The definitions of "data" and "whether it fails" will vary from fuzzer to fuzzer - some fuzzers
will generate only binary data, some fuzzers will generate more structured data. Some fuzzers
will look for a process crash, some might just look for a function returning false.

(Often definitions of fuzzing focus on "malformed" data. I think this is misguided and fails
to consider a lot of things that people would obviously consider fuzzers. e.g. [CSmith](https://embed.cs.utah.edu/csmith/)
is certainly a type of fuzzer but deliberately only generates well formed C programs).

And given that definition, I think I can now provide a definition of property-based testing:

> Property based testing is the construction of tests such that, when these tests are fuzzed,
> failures in the test reveal problems with the system under test that could not have been
> revealed by direct fuzzing of that system.

(If you feel strongly that fuzzing *should* count as property-based testing you can just drop
the 'that could not have been etc.' part.

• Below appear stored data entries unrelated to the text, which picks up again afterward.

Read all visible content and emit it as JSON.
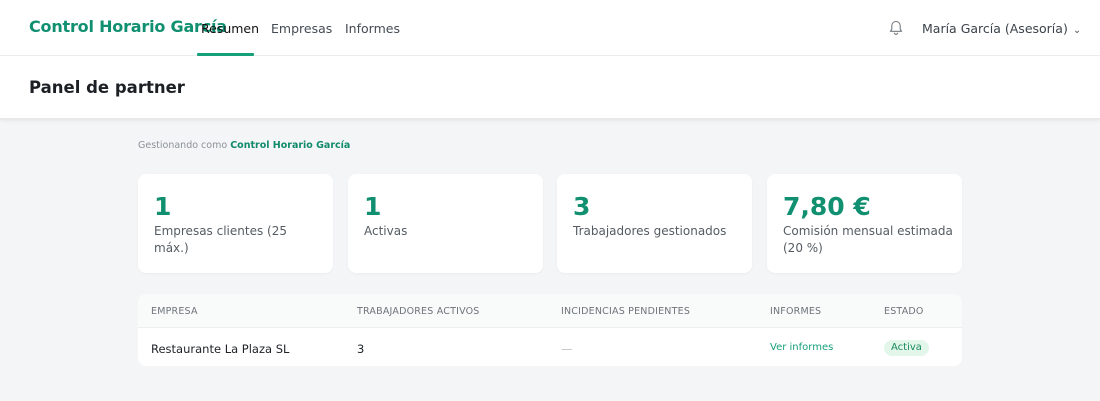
{
  "header": {
    "brand": "Control Horario García",
    "tabs": [
      {
        "label": "Resumen",
        "active": true
      },
      {
        "label": "Empresas",
        "active": false
      },
      {
        "label": "Informes",
        "active": false
      }
    ],
    "user": "María García (Asesoría)",
    "icons": {
      "notifications": "bell-icon",
      "user_menu": "chevron-down-icon"
    }
  },
  "page": {
    "title": "Panel de partner",
    "managing_prefix": "Gestionando como",
    "managing_company": "Control Horario García"
  },
  "stats": [
    {
      "value": "1",
      "label": "Empresas clientes (25 máx.)"
    },
    {
      "value": "1",
      "label": "Activas"
    },
    {
      "value": "3",
      "label": "Trabajadores gestionados"
    },
    {
      "value": "7,80 €",
      "label": "Comisión mensual estimada (20 %)"
    }
  ],
  "table": {
    "columns": [
      "EMPRESA",
      "TRABAJADORES ACTIVOS",
      "INCIDENCIAS PENDIENTES",
      "INFORMES",
      "ESTADO"
    ],
    "rows": [
      {
        "empresa": "Restaurante La Plaza SL",
        "trabajadores": "3",
        "incidencias": "—",
        "informes": "Ver informes",
        "estado": "Activa"
      }
    ]
  },
  "colors": {
    "accent": "#109070",
    "background": "#f4f5f6",
    "badge_bg": "#e2f6ea"
  }
}
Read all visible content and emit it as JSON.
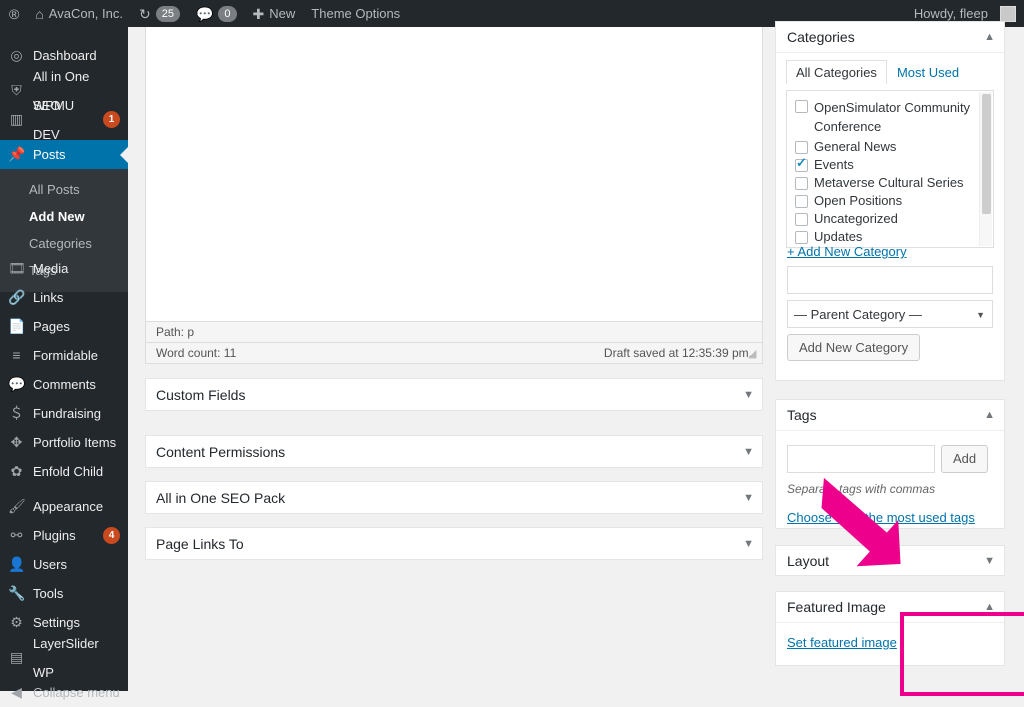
{
  "adminbar": {
    "wp_icon": "wordpress-icon",
    "site_name": "AvaCon, Inc.",
    "home_icon": "home-icon",
    "updates_icon": "updates-icon",
    "updates_count": "25",
    "comments_icon": "comment-icon",
    "comments_count": "0",
    "new_icon": "plus-icon",
    "new_label": "New",
    "theme_options_label": "Theme Options",
    "howdy": "Howdy, fleep"
  },
  "sidebar": {
    "items": [
      {
        "label": "Dashboard",
        "icon": "dashboard-icon",
        "badge": ""
      },
      {
        "label": "All in One SEO",
        "icon": "shield-icon",
        "badge": ""
      },
      {
        "label": "WPMU DEV",
        "icon": "chart-icon",
        "badge": "1"
      },
      {
        "label": "Posts",
        "icon": "pin-icon",
        "badge": ""
      },
      {
        "label": "Media",
        "icon": "media-icon",
        "badge": ""
      },
      {
        "label": "Links",
        "icon": "link-icon",
        "badge": ""
      },
      {
        "label": "Pages",
        "icon": "page-icon",
        "badge": ""
      },
      {
        "label": "Formidable",
        "icon": "formidable-icon",
        "badge": ""
      },
      {
        "label": "Comments",
        "icon": "comment-icon",
        "badge": ""
      },
      {
        "label": "Fundraising",
        "icon": "dollar-icon",
        "badge": ""
      },
      {
        "label": "Portfolio Items",
        "icon": "portfolio-icon",
        "badge": ""
      },
      {
        "label": "Enfold Child",
        "icon": "gear-icon",
        "badge": ""
      },
      {
        "label": "Appearance",
        "icon": "brush-icon",
        "badge": ""
      },
      {
        "label": "Plugins",
        "icon": "plug-icon",
        "badge": "4"
      },
      {
        "label": "Users",
        "icon": "users-icon",
        "badge": ""
      },
      {
        "label": "Tools",
        "icon": "tools-icon",
        "badge": ""
      },
      {
        "label": "Settings",
        "icon": "settings-icon",
        "badge": ""
      },
      {
        "label": "LayerSlider WP",
        "icon": "layerslider-icon",
        "badge": ""
      }
    ],
    "posts_submenu": [
      {
        "label": "All Posts",
        "current": false
      },
      {
        "label": "Add New",
        "current": true
      },
      {
        "label": "Categories",
        "current": false
      },
      {
        "label": "Tags",
        "current": false
      }
    ],
    "collapse_label": "Collapse menu",
    "collapse_icon": "collapse-arrow-icon"
  },
  "editor": {
    "path_label": "Path: p",
    "word_count": "Word count: 11",
    "draft_saved": "Draft saved at 12:35:39 pm.",
    "resize_handle_icon": "resize-grip-icon"
  },
  "metaboxes": [
    {
      "title": "Custom Fields",
      "toggle_icon": "chevron-down-icon"
    },
    {
      "title": "Content Permissions",
      "toggle_icon": "chevron-down-icon"
    },
    {
      "title": "All in One SEO Pack",
      "toggle_icon": "chevron-down-icon"
    },
    {
      "title": "Page Links To",
      "toggle_icon": "chevron-down-icon"
    }
  ],
  "categories_box": {
    "title": "Categories",
    "toggle_icon": "chevron-up-icon",
    "tabs": [
      {
        "label": "All Categories",
        "active": true
      },
      {
        "label": "Most Used",
        "active": false
      }
    ],
    "items": [
      {
        "label": "OpenSimulator Community Conference",
        "checked": false,
        "wrapped": true
      },
      {
        "label": "General News",
        "checked": false,
        "wrapped": false
      },
      {
        "label": "Events",
        "checked": true,
        "wrapped": false
      },
      {
        "label": "Metaverse Cultural Series",
        "checked": false,
        "wrapped": false
      },
      {
        "label": "Open Positions",
        "checked": false,
        "wrapped": false
      },
      {
        "label": "Uncategorized",
        "checked": false,
        "wrapped": false
      },
      {
        "label": "Updates",
        "checked": false,
        "wrapped": false
      }
    ],
    "add_new_link": "+ Add New Category",
    "new_category_value": "",
    "new_category_placeholder": "",
    "parent_select_value": "— Parent Category —",
    "parent_select_caret": "chevron-down-icon",
    "add_button": "Add New Category"
  },
  "tags_box": {
    "title": "Tags",
    "toggle_icon": "chevron-up-icon",
    "input_value": "",
    "input_placeholder": "",
    "add_button": "Add",
    "note": "Separate tags with commas",
    "choose_link": "Choose from the most used tags"
  },
  "layout_box": {
    "title": "Layout",
    "toggle_icon": "chevron-down-icon"
  },
  "featured_image_box": {
    "title": "Featured Image",
    "toggle_icon": "chevron-up-icon",
    "set_link": "Set featured image"
  },
  "annotation": {
    "arrow_color": "#ec008c",
    "highlight_color": "#ec008c"
  }
}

I'm on the fence about it myself.)

These extra modes of failure then constitute the properties that we're testing.

I think this works pretty well at capturing what we're doing with property based testing. It's
not perfect, but I'm pretty happy with it. One of the things I particularly like is that it makes
it clear that property-based testing is what *you* do, not what the computer does. The part
that the computer does is "just fuzzing".

Under this point of view, a property-based testing library is really two parts:

1. A fuzzer.
2. A library of tools for making it easy to construct property-based tests using that fuzzer.

Hypothesis is very explicitly designed along these lines - the core of it is a structured
fuzzing library called Conjecture - which suggests that I may have a bit of bias here, but
I still feel that it captures the behaviour of most other property based testing systems
quite well, and provides quite a nice middle ground between the wider definition that I
wanted and the more tightly focused definition that QuickCheck orients people around.